Posted by sydney on Sep 11th, 2008
  • 1791: September 11, 1791 – Grey crow returns, & is seen near Andover.  Some nightly thief stole a dozen of my finest nectarines.
  • 1789: September 11, 1789 – Ophrys spiralis, ladies traces, in bloom the long Lythe, & on top of the short Lythe.  Wasps seize on butter-flies, &, shearing off their wings, carry their bodies home as food for their young: they prey much on flies.
  • 1788: September 11, 1788 – Nep. Ben & Wife, & nurse & baby left us, & went to Newton.
  • 1787: September 11, 1787 – Cow-grass housed.  Gathered heaps of Cucumbers.
  • 1783: September 11, 1783 – Sam White, & Ben Woods returned to Fyfield.  Fly-catcher.  Harvest moon.  Selborne hopping lasts only two days in Farmer Spencer’s, & Master Hale’s gardens;  many gardens afford no pickings at all.  Mr Hale will have only about 200 weight.  The great garden at Hartley, late Sr. Sim. Stuart’s, consisting of 20 acres, produced only about 2 tons.
  • 1782: September 11, 1782 – Goody Hammond returned to weed in the garden.  Got-in two loads of wheat at last in good order.  The perfoliated yellow centaury in seed on the bank above Tull’s cottage.  Chlora perfoliata.  On this day Lord Howe sailed from Spithead with 34 ships of the line, as is supposed for the relief of Gibraltar.
  • 1781: September 11, 1781 – Bean-harvest & vetch harvest.
  • 1779: September 11, 1779 – The rain that fell in my absence was 73.
  • 1778: September 11, 1778 – Martins congregate in vast flocks, & frequent trees, & seem to roost in them.  The second brood of Martins near the stair-case window, which were hatched Aug. 8, came-out September 5th.  So that the building a nest, & rearing two broods take up much about four months, May, June, July, & August; during September they congregate, & retire in October.
  • 1777: September 11, 1777 – Mrs Snooke’s tortoise devours kidney-beans & cucumbers in a most voracious manner: swallows it’s food almost whole. * Timothy the tortoise weighed six pounds 3 quarters, 2 oz. & a half: so he is not at all encreased in weight since this time last year.

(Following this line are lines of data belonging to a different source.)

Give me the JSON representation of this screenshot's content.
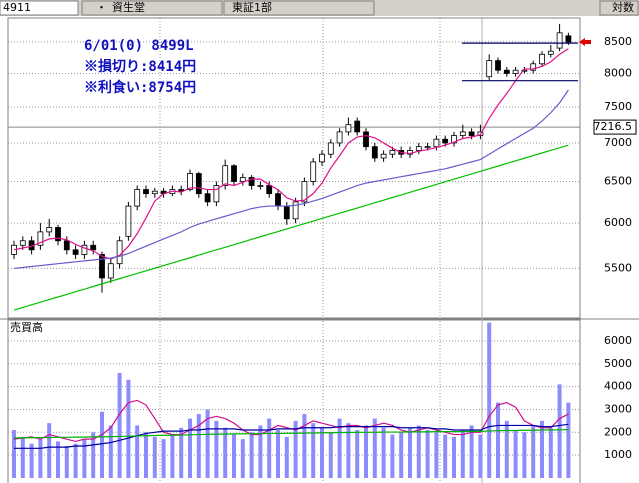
{
  "header": {
    "code": "4911",
    "bullet": "・",
    "name": "資生堂",
    "market": "東証1部",
    "scale_label": "対数"
  },
  "chart_data": [
    {
      "type": "candlestick",
      "log_scale": true,
      "grid": true,
      "ylim": [
        5000,
        8900
      ],
      "yticks": [
        5500,
        6000,
        6500,
        7000,
        7500,
        8000,
        8500
      ],
      "annotations": [
        "6/01(0) 8499L",
        "※損切り:8414円",
        "※利食い:8754円"
      ],
      "levels": [
        8480,
        7890
      ],
      "marker_price": 7216.5,
      "up_color": "#ffffff",
      "down_color": "#000000",
      "open": [
        5650,
        5750,
        5800,
        5750,
        5900,
        5950,
        5800,
        5700,
        5650,
        5750,
        5650,
        5400,
        5550,
        5850,
        6200,
        6400,
        6350,
        6380,
        6350,
        6400,
        6400,
        6600,
        6350,
        6250,
        6450,
        6700,
        6500,
        6550,
        6450,
        6450,
        6350,
        6200,
        6050,
        6250,
        6500,
        6750,
        6850,
        7000,
        7150,
        7300,
        7150,
        6950,
        6800,
        6850,
        6900,
        6850,
        6900,
        6950,
        6950,
        7050,
        7000,
        7100,
        7150,
        7100,
        7950,
        8200,
        8050,
        8000,
        8050,
        8050,
        8150,
        8300,
        8400,
        8600
      ],
      "high": [
        5800,
        5850,
        5850,
        6000,
        6050,
        5980,
        5850,
        5750,
        5800,
        5800,
        5680,
        5600,
        5850,
        6250,
        6450,
        6450,
        6420,
        6420,
        6450,
        6450,
        6650,
        6620,
        6400,
        6500,
        6780,
        6720,
        6600,
        6580,
        6500,
        6500,
        6400,
        6250,
        6300,
        6550,
        6800,
        6900,
        7050,
        7200,
        7350,
        7350,
        7200,
        7000,
        6900,
        6950,
        6950,
        6950,
        7000,
        7000,
        7100,
        7100,
        7150,
        7250,
        7200,
        7250,
        8300,
        8250,
        8100,
        8100,
        8100,
        8200,
        8350,
        8450,
        8800,
        8650
      ],
      "low": [
        5600,
        5700,
        5650,
        5700,
        5850,
        5750,
        5650,
        5600,
        5600,
        5650,
        5250,
        5350,
        5500,
        5800,
        6150,
        6300,
        6300,
        6300,
        6320,
        6330,
        6380,
        6300,
        6200,
        6200,
        6400,
        6450,
        6450,
        6400,
        6400,
        6300,
        6150,
        5980,
        6000,
        6200,
        6450,
        6700,
        6800,
        6950,
        7100,
        7100,
        6900,
        6750,
        6750,
        6800,
        6800,
        6800,
        6850,
        6900,
        6900,
        6950,
        6950,
        7050,
        7050,
        7050,
        7900,
        8000,
        7950,
        7950,
        8000,
        8000,
        8100,
        8250,
        8350,
        8450
      ],
      "close": [
        5750,
        5800,
        5700,
        5900,
        5950,
        5800,
        5700,
        5650,
        5750,
        5700,
        5400,
        5550,
        5800,
        6200,
        6400,
        6350,
        6380,
        6350,
        6400,
        6380,
        6600,
        6350,
        6250,
        6450,
        6700,
        6500,
        6550,
        6450,
        6450,
        6350,
        6200,
        6050,
        6250,
        6500,
        6750,
        6850,
        7000,
        7150,
        7250,
        7150,
        6950,
        6800,
        6850,
        6900,
        6850,
        6900,
        6950,
        6950,
        7050,
        7000,
        7100,
        7150,
        7100,
        7150,
        8200,
        8050,
        8000,
        8050,
        8050,
        8150,
        8300,
        8350,
        8650,
        8499
      ],
      "series": [
        {
          "color": "#e0108a",
          "values": [
            5700,
            5720,
            5740,
            5780,
            5820,
            5830,
            5810,
            5760,
            5720,
            5690,
            5630,
            5600,
            5640,
            5740,
            5880,
            6060,
            6260,
            6350,
            6380,
            6370,
            6420,
            6420,
            6400,
            6400,
            6470,
            6450,
            6490,
            6530,
            6530,
            6460,
            6400,
            6300,
            6260,
            6270,
            6350,
            6480,
            6670,
            6830,
            7000,
            7080,
            7100,
            7070,
            7000,
            6930,
            6870,
            6860,
            6890,
            6910,
            6940,
            6970,
            7010,
            7060,
            7080,
            7110,
            7340,
            7530,
            7700,
            7890,
            8070,
            8070,
            8110,
            8180,
            8300,
            8390
          ]
        },
        {
          "color": "#6a5acd",
          "values": [
            5500,
            5510,
            5520,
            5530,
            5540,
            5550,
            5560,
            5570,
            5580,
            5590,
            5600,
            5610,
            5630,
            5660,
            5700,
            5740,
            5780,
            5820,
            5860,
            5900,
            5950,
            5990,
            6020,
            6050,
            6080,
            6110,
            6140,
            6170,
            6190,
            6200,
            6200,
            6200,
            6210,
            6230,
            6260,
            6290,
            6330,
            6370,
            6410,
            6450,
            6480,
            6500,
            6520,
            6540,
            6560,
            6580,
            6600,
            6620,
            6640,
            6660,
            6690,
            6720,
            6750,
            6780,
            6850,
            6920,
            6990,
            7060,
            7130,
            7200,
            7300,
            7420,
            7560,
            7750
          ]
        },
        {
          "color": "#00c000",
          "values": [
            5077,
            5103,
            5128,
            5154,
            5180,
            5206,
            5232,
            5259,
            5285,
            5312,
            5339,
            5366,
            5393,
            5420,
            5447,
            5475,
            5502,
            5530,
            5558,
            5586,
            5614,
            5643,
            5671,
            5700,
            5728,
            5757,
            5786,
            5816,
            5845,
            5875,
            5904,
            5934,
            5964,
            5994,
            6024,
            6054,
            6085,
            6116,
            6146,
            6177,
            6208,
            6240,
            6271,
            6303,
            6334,
            6366,
            6398,
            6430,
            6463,
            6496,
            6529,
            6562,
            6595,
            6628,
            6662,
            6695,
            6729,
            6763,
            6797,
            6832,
            6866,
            6901,
            6935,
            6970
          ]
        }
      ]
    },
    {
      "type": "bar",
      "label": "売買高",
      "grid": true,
      "color": "#8c8cff",
      "ylim": [
        -220,
        6830
      ],
      "yticks": [
        1000,
        2000,
        3000,
        4000,
        5000,
        6000
      ],
      "values": [
        2100,
        1800,
        1500,
        1700,
        2400,
        1600,
        1400,
        1500,
        1700,
        2000,
        2900,
        2300,
        4600,
        4300,
        2300,
        2000,
        1800,
        1700,
        1900,
        2200,
        2600,
        2800,
        3000,
        2500,
        2200,
        1900,
        1700,
        2000,
        2300,
        2600,
        2100,
        1800,
        2500,
        2800,
        2400,
        2200,
        2000,
        2600,
        2400,
        2100,
        2300,
        2600,
        2200,
        1900,
        2000,
        2200,
        2300,
        2100,
        2000,
        1900,
        1800,
        2100,
        2300,
        1900,
        6800,
        3300,
        2500,
        2100,
        2000,
        2300,
        2500,
        2200,
        4100,
        3300
      ],
      "series": [
        {
          "color": "#d0108a",
          "values": [
            1700,
            1750,
            1800,
            1700,
            1900,
            1800,
            1700,
            1600,
            1700,
            1700,
            1900,
            2200,
            2800,
            3300,
            3400,
            3200,
            2600,
            2000,
            1900,
            1900,
            2100,
            2300,
            2600,
            2700,
            2600,
            2400,
            2100,
            1900,
            1900,
            2100,
            2300,
            2200,
            2100,
            2300,
            2500,
            2400,
            2300,
            2200,
            2300,
            2300,
            2200,
            2300,
            2400,
            2300,
            2100,
            2000,
            2100,
            2200,
            2100,
            2000,
            1900,
            1900,
            2000,
            2000,
            2700,
            3200,
            3300,
            3100,
            2500,
            2300,
            2200,
            2200,
            2600,
            2800
          ]
        },
        {
          "color": "#0000a0",
          "values": [
            1300,
            1300,
            1300,
            1300,
            1350,
            1350,
            1350,
            1400,
            1400,
            1450,
            1500,
            1550,
            1650,
            1750,
            1850,
            1950,
            2000,
            2050,
            2050,
            2050,
            2100,
            2100,
            2150,
            2150,
            2150,
            2150,
            2100,
            2100,
            2100,
            2100,
            2150,
            2150,
            2150,
            2200,
            2200,
            2200,
            2200,
            2250,
            2250,
            2250,
            2250,
            2250,
            2250,
            2250,
            2200,
            2200,
            2200,
            2200,
            2150,
            2150,
            2100,
            2100,
            2100,
            2100,
            2250,
            2300,
            2300,
            2300,
            2300,
            2300,
            2250,
            2250,
            2300,
            2350
          ]
        },
        {
          "color": "#00b000",
          "values": [
            1750,
            1760,
            1760,
            1770,
            1770,
            1780,
            1780,
            1790,
            1790,
            1800,
            1800,
            1810,
            1820,
            1830,
            1840,
            1850,
            1860,
            1870,
            1870,
            1880,
            1890,
            1900,
            1910,
            1920,
            1920,
            1930,
            1930,
            1940,
            1940,
            1950,
            1950,
            1960,
            1960,
            1970,
            1970,
            1980,
            1980,
            1990,
            1990,
            2000,
            2000,
            2000,
            2010,
            2010,
            2010,
            2020,
            2020,
            2020,
            2030,
            2030,
            2030,
            2030,
            2040,
            2040,
            2060,
            2070,
            2080,
            2080,
            2090,
            2090,
            2100,
            2100,
            2110,
            2120
          ]
        }
      ]
    }
  ]
}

The scales were not very exact.
  • 1775: September 11, 1775 – Much barley abroad, most of it standing: what is cut lies in a sad way.  Hop-picking becomes interrupted: hops become brown.
  • 1774: September 11, 1774 – Martins do not seem to engage much this year in second broods.  Are they discouraged by the cold, wet, season?
  • 1773: September 11, 1773 – Wasps encrease, & injure peaches & nect: & begin on the grapes. Young martins come out.
  • 1772: September 11, 1772 – Ring-ouzel appears on it’s autumnal visit: several seen.  Stoparolas seem to be gone for three days past.